The purpose of Christian education is to build up Christians. Nothing that is not Christian can ever properly be brought into the education of a Christian, any more than can anything that is not Christian be properly brought into any other phase of the life of the Christian. Therefore, the Book of Christianity, - the Bible, - must be the standard of Christian education; it must be the test of everything that enters into the education of a Christian; and it must supply all that is needed in the education of the Christian. And this contemplates education in the highest, broadest, and best sense - the all-round, practical development of the individual, mentally, physically, and morally.
It has been, and it is, too much supposed that Christianity has to do only with a sort of spiritualized existence, apart from the real occupations and practical things of life. This will never do. Christianity belongs in the deepest sense as a vital working force, in all that ever rightly can go to make up the sum of human life upon the earth. And Christian education is true to its name and profession only when it demonstrates this all-pervading power of Christianity as a vital element in all that can properly enter into the course of human life.

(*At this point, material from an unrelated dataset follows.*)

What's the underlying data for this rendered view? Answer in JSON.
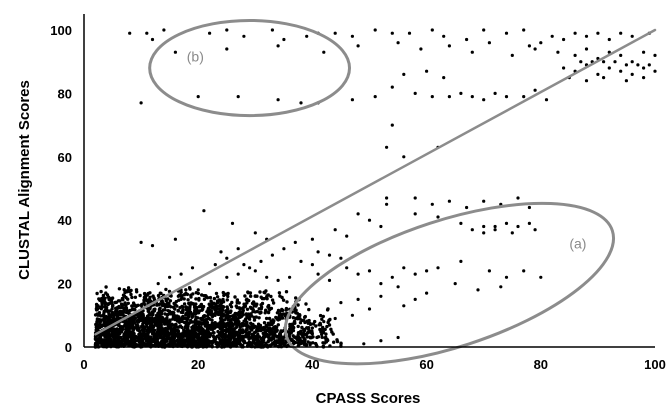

It can not be denied that the life of Christ is the demonstration of Christianity. He is the model Man: the Pattern of what every man must be to be a perfect Christian. And it is certain that Christ in human flesh demonstrating the Christian life on earth, put Himself in vital connection with every true relationship of human life upon this earth. He came into the world an infant; He grew up from infancy to manhood, as people in this world do; He met all that human beings in this world meet as they grow up; He met all the vicissitudes and experiences of human life, precisely, as to the fact, as all people meet them; for "in all things it behooved Him to be made like unto His brethren." He was "in all points tempted like as we are;" and He worked as a carpenter with Joseph, until the day of His showing unto Israel in the active work of His preaching, healing, ministry. And He was just as much the Saviour of the world when He was sawing boards and making benches and tables, as He was when He was preaching the sermon on the mount. And this demonstrates that Christianity just as truly and as vitally enters into the mechanical or other affairs of every-day life as it does into the preaching of the divinest sermon that was ever delivered.